For more information on Scott's transit-to-trail hikes, including maps and distance charts, visit: http://www.scottadventure.com/Cape_Horn/capehorn.html.
Delores Porch
Delores was born in Chicago and came to Oregon after she graduated college in 1971. Delores had heard that Oregon was “God's country” and when she first drove through the Gorge she knew why. It became a special place for her, and she wants future generations to experience something special too. Delores has a BS in Science Education and studied Wildlife Science for two years. She has volunteered for several animal and environmental organizations over the years. Today she also volunteers with the Columbia Gorge Refuge Stewards and the City of Gresham (Bird Surveys). This is her fourth year volunteering with Friends as a Hike Leader and Shepherd, but she also helps on litter pick-ups, outreach, the Clausen Outdoor Education Program, and writes letters to newspapers and government officials.
Aubrey Russell
Aubrey has been hiking in the Gorge for longer than he can remember! Now he has come full circle and carried his own sleeping children in backpacks over the same trails that he was once carried over. Some of his earliest memories: Wandering off-trail on Hamilton Mountain and getting much too close to the cliffs; hiking Eagle Creek with his parents holding him by a rope (leash-like!) around the waist; sliding down the fabulous dunes that were just east of The Dalles and have now been covered by ODOT to prevent their drifting onto I-84. His favorite hikes today were not open to the public just 10 years ago – evidence of how the National Scenic Area Act has changed the Gorge for the better! The son of Friends’ founder Nancy Russell, Aubrey also serves Friends' board, and on the board of the Friends of the Columbia Gorge Land Trust.
Steven Woolpert
A Gorge resident, Steven started hiking and backpacking as a Boy Scout growing up in Kansas.
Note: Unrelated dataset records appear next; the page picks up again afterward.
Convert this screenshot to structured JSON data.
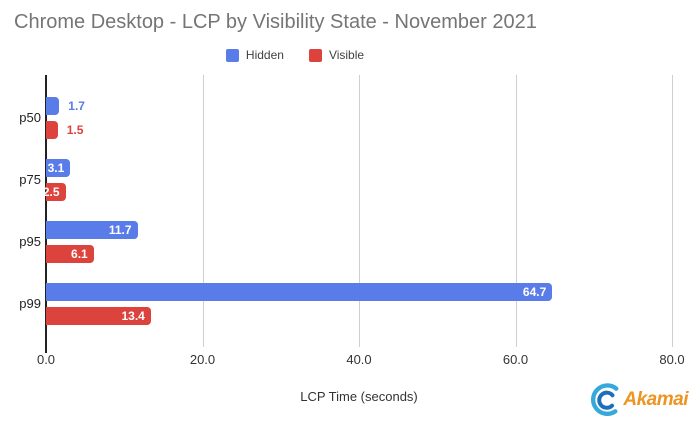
{
  "title": "Chrome Desktop - LCP by Visibility State - November 2021",
  "chart_data": {
    "type": "bar",
    "orientation": "horizontal",
    "categories": [
      "p50",
      "p75",
      "p95",
      "p99"
    ],
    "series": [
      {
        "name": "Hidden",
        "color": "#5A7CE8",
        "values": [
          1.7,
          3.1,
          11.7,
          64.7
        ]
      },
      {
        "name": "Visible",
        "color": "#DB433C",
        "values": [
          1.5,
          2.5,
          6.1,
          13.4
        ]
      }
    ],
    "title": "Chrome Desktop - LCP by Visibility State - November 2021",
    "xlabel": "LCP Time (seconds)",
    "ylabel": "",
    "xlim": [
      0,
      80
    ],
    "xticks": [
      "0.0",
      "20.0",
      "40.0",
      "60.0",
      "80.0"
    ],
    "grid": "vertical",
    "legend_position": "top",
    "value_labels": "shown, inside bar in white when bar is wide enough, otherwise outside in series color"
  },
  "colors": {
    "title_text": "#757575",
    "axis_text": "#333333",
    "gridline": "#cfcfcf",
    "axis_line": "#222222"
  },
  "branding": {
    "logo_text": "Akamai",
    "logo_text_color": "#EE9422",
    "logo_icon": "akamai-swoosh-icon"
  }
}
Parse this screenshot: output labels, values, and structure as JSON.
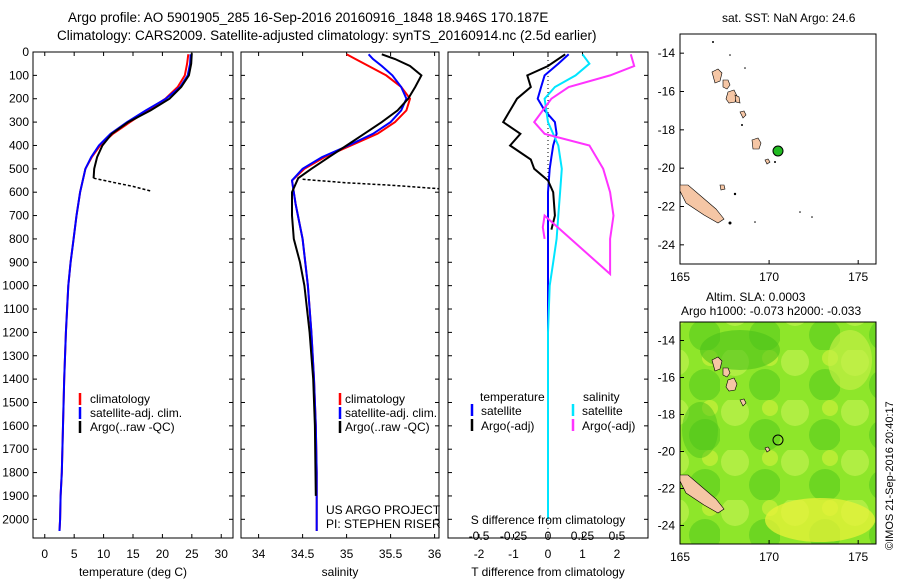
{
  "header": {
    "line1": "Argo profile: AO 5901905_285 16-Sep-2016 20160916_1848 18.946S 170.187E",
    "line2": "Climatology: CARS2009. Satellite-adjusted climatology: synTS_20160914.nc (2.5d earlier)"
  },
  "colors": {
    "climatology": "#ff0000",
    "satellite": "#0000ff",
    "argo": "#000000",
    "cyan": "#00e5ff",
    "magenta": "#ff33ff"
  },
  "legend": {
    "clim": "climatology",
    "sat": "satellite-adj. clim.",
    "argo": "Argo(..raw -QC)"
  },
  "credit": {
    "line1": "US ARGO PROJECT",
    "line2": "PI: STEPHEN RISER"
  },
  "diff_legend": {
    "temp_title": "temperature",
    "sal_title": "salinity",
    "temp_sat": "satellite",
    "temp_argo": "Argo(-adj)",
    "sal_sat": "satellite",
    "sal_argo": "Argo(-adj)",
    "s_axis_label": "S difference from climatology"
  },
  "map_top": {
    "title": "sat. SST: NaN Argo: 24.6"
  },
  "map_bottom": {
    "title1": "Altim. SLA: 0.0003",
    "title2": "Argo h1000: -0.073 h2000: -0.033"
  },
  "imos_label": "©IMOS 21-Sep-2016 20:40:17",
  "chart_data": [
    {
      "type": "line",
      "id": "temperature",
      "xlabel": "temperature (deg C)",
      "ylabel": "",
      "xlim": [
        -2,
        32
      ],
      "ylim": [
        2080,
        0
      ],
      "xticks": [
        0,
        5,
        10,
        15,
        20,
        25,
        30
      ],
      "yticks": [
        0,
        100,
        200,
        300,
        400,
        500,
        600,
        700,
        800,
        900,
        1000,
        1100,
        1200,
        1300,
        1400,
        1500,
        1600,
        1700,
        1800,
        1900,
        2000
      ],
      "series": [
        {
          "name": "climatology",
          "color": "#ff0000",
          "x": [
            24.4,
            24.2,
            23.8,
            22.6,
            20.5,
            17.5,
            14.5,
            11.6,
            9.4,
            8.0,
            6.9,
            6.0,
            5.4,
            4.9,
            4.4,
            4.0,
            3.6,
            3.3,
            3.1,
            2.9,
            2.7,
            2.6,
            2.5
          ],
          "y": [
            10,
            50,
            100,
            150,
            200,
            250,
            300,
            350,
            400,
            450,
            500,
            600,
            700,
            800,
            900,
            1000,
            1200,
            1400,
            1600,
            1800,
            1900,
            2000,
            2050
          ]
        },
        {
          "name": "satellite-adj. clim.",
          "color": "#0000ff",
          "x": [
            24.8,
            24.7,
            24.3,
            23.0,
            20.6,
            17.2,
            14.0,
            11.2,
            9.2,
            7.9,
            6.9,
            6.0,
            5.4,
            4.9,
            4.4,
            4.0,
            3.6,
            3.3,
            3.1,
            2.9,
            2.7,
            2.6,
            2.5
          ],
          "y": [
            10,
            50,
            100,
            150,
            200,
            250,
            300,
            350,
            400,
            450,
            500,
            600,
            700,
            800,
            900,
            1000,
            1200,
            1400,
            1600,
            1800,
            1900,
            2000,
            2050
          ]
        },
        {
          "name": "Argo(..raw -QC)",
          "color": "#000000",
          "x": [
            25.0,
            24.9,
            24.5,
            23.2,
            21.2,
            18.0,
            14.2,
            11.4,
            9.8,
            8.9,
            8.4,
            8.3
          ],
          "y": [
            5,
            50,
            100,
            150,
            200,
            250,
            300,
            350,
            400,
            450,
            500,
            540
          ]
        },
        {
          "name": "Argo dotted",
          "color": "#000000",
          "dashed": true,
          "x": [
            8.3,
            12.0,
            15.0,
            18.0
          ],
          "y": [
            540,
            560,
            575,
            595
          ]
        }
      ]
    },
    {
      "type": "line",
      "id": "salinity",
      "xlabel": "salinity",
      "ylabel": "",
      "xlim": [
        33.8,
        36.05
      ],
      "ylim": [
        2080,
        0
      ],
      "xticks": [
        34,
        34.5,
        35,
        35.5,
        36
      ],
      "xticklabels": [
        "34",
        "34.5",
        "35",
        "35.5",
        "36"
      ],
      "series": [
        {
          "name": "climatology",
          "color": "#ff0000",
          "x": [
            35.0,
            35.1,
            35.25,
            35.45,
            35.62,
            35.72,
            35.68,
            35.55,
            35.35,
            35.05,
            34.75,
            34.52,
            34.38,
            34.42,
            34.5,
            34.56,
            34.6,
            34.63,
            34.65,
            34.66,
            34.66
          ],
          "y": [
            10,
            30,
            60,
            100,
            150,
            200,
            250,
            300,
            350,
            400,
            450,
            500,
            550,
            650,
            800,
            1000,
            1200,
            1400,
            1600,
            1800,
            2050
          ]
        },
        {
          "name": "satellite-adj. clim.",
          "color": "#0000ff",
          "x": [
            35.25,
            35.3,
            35.4,
            35.52,
            35.62,
            35.68,
            35.62,
            35.5,
            35.3,
            35.02,
            34.72,
            34.5,
            34.38,
            34.42,
            34.5,
            34.56,
            34.6,
            34.63,
            34.65,
            34.66,
            34.66
          ],
          "y": [
            10,
            30,
            60,
            100,
            150,
            200,
            250,
            300,
            350,
            400,
            450,
            500,
            550,
            650,
            800,
            1000,
            1200,
            1400,
            1600,
            1800,
            2050
          ]
        },
        {
          "name": "Argo(..raw -QC)",
          "color": "#000000",
          "x": [
            35.4,
            35.55,
            35.72,
            35.85,
            35.78,
            35.7,
            35.58,
            35.4,
            35.2,
            35.0,
            34.8,
            34.6,
            34.45,
            34.38,
            34.38,
            34.4,
            34.47,
            34.52,
            34.58,
            34.62,
            34.64,
            34.65
          ],
          "y": [
            10,
            30,
            60,
            100,
            150,
            200,
            250,
            300,
            350,
            400,
            450,
            500,
            540,
            600,
            700,
            800,
            900,
            1000,
            1200,
            1400,
            1600,
            1900
          ]
        },
        {
          "name": "Argo dotted",
          "color": "#000000",
          "dashed": true,
          "x": [
            34.5,
            35.0,
            35.5,
            36.05
          ],
          "y": [
            545,
            560,
            570,
            585
          ]
        }
      ]
    },
    {
      "type": "line",
      "id": "difference",
      "xlabel": "T difference from climatology",
      "ylabel": "",
      "xlim": [
        -2.9,
        2.9
      ],
      "ylim": [
        2080,
        0
      ],
      "xticks": [
        -2,
        -1,
        0,
        1,
        2
      ],
      "top_ticks": [
        -0.5,
        -0.25,
        0,
        0.25,
        0.5
      ],
      "top_ticklabels": [
        "-0.5",
        "-0.25",
        "0",
        "0.25",
        "0.5"
      ],
      "series": [
        {
          "name": "temperature satellite",
          "color": "#0000ff",
          "x": [
            0.6,
            0.3,
            -0.1,
            -0.2,
            -0.3,
            -0.1,
            0.2,
            0.25,
            0.15,
            0.1,
            0.05,
            0.0,
            0.0,
            0.0,
            0.0,
            0.0,
            0.0,
            0.0,
            0.0
          ],
          "y": [
            10,
            50,
            100,
            150,
            200,
            250,
            300,
            350,
            400,
            450,
            500,
            600,
            700,
            800,
            1000,
            1200,
            1400,
            1700,
            2000
          ]
        },
        {
          "name": "temperature Argo(-adj)",
          "color": "#000000",
          "x": [
            0.5,
            0.0,
            -0.6,
            -0.5,
            -0.9,
            -1.3,
            -0.8,
            -1.1,
            -0.8,
            -0.5,
            -0.4,
            0.0,
            0.15,
            0.2,
            0.1
          ],
          "y": [
            10,
            60,
            100,
            150,
            200,
            300,
            350,
            400,
            430,
            460,
            500,
            550,
            600,
            700,
            760
          ]
        },
        {
          "name": "salinity satellite",
          "color": "#00e5ff",
          "x": [
            1.0,
            1.2,
            0.8,
            0.2,
            -0.1,
            0.0,
            0.3,
            0.4,
            0.35,
            0.3,
            0.25,
            0.15,
            0.05,
            0.0,
            0.0,
            0.0,
            0.0,
            0.0
          ],
          "y": [
            10,
            50,
            100,
            150,
            200,
            300,
            400,
            500,
            600,
            700,
            800,
            900,
            1000,
            1200,
            1400,
            1600,
            1800,
            2000
          ]
        },
        {
          "name": "salinity Argo(-adj)",
          "color": "#ff33ff",
          "x": [
            2.4,
            2.5,
            1.8,
            0.6,
            0.1,
            -0.4,
            -0.1,
            1.2,
            1.6,
            1.8,
            1.9,
            1.8,
            1.8,
            -0.1,
            -0.15,
            -0.1
          ],
          "y": [
            10,
            60,
            100,
            150,
            200,
            300,
            350,
            400,
            500,
            600,
            700,
            800,
            950,
            700,
            750,
            800
          ]
        }
      ]
    },
    {
      "type": "scatter",
      "id": "map-sst",
      "xlim": [
        165,
        176
      ],
      "ylim": [
        -25,
        -13
      ],
      "xticks": [
        165,
        170,
        175
      ],
      "yticks": [
        -14,
        -16,
        -18,
        -20,
        -22,
        -24
      ],
      "x": [
        170.187
      ],
      "y": [
        -18.946
      ]
    },
    {
      "type": "scatter",
      "id": "map-sla",
      "xlim": [
        165,
        176
      ],
      "ylim": [
        -25,
        -13
      ],
      "xticks": [
        165,
        170,
        175
      ],
      "yticks": [
        -14,
        -16,
        -18,
        -20,
        -22,
        -24
      ],
      "x": [
        170.187
      ],
      "y": [
        -18.946
      ]
    }
  ]
}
He progressed to the “big time” when he moved to Arizona in the 1970’s, exploring the Grand Canyon and other desert/canyon destinations, as well as taking a trhee-week raft trip down the Colorado River. After moving to Portland 30 years ago, Steven began hiking the region and was enthralled by the Columbia Gorge. Steven developed his own hiking system to explore the many National Scenic Area trails for their wildflowers, waterfalls and vistas. Steven has been a Friends member as well as Sierra Club, Columbia Riverkeeper and Oregon Natural Desert Association (ONDA) for many years. He now lives in the Gorge outside Lyle, WA, and appreciating the drier geology, flora and fauna, and history. He enjoys sharing outdoor experiences and learning about all aspects of nature, including how humans can live in sustainable ways and conserve the natural resources we have been blessed with for future generations.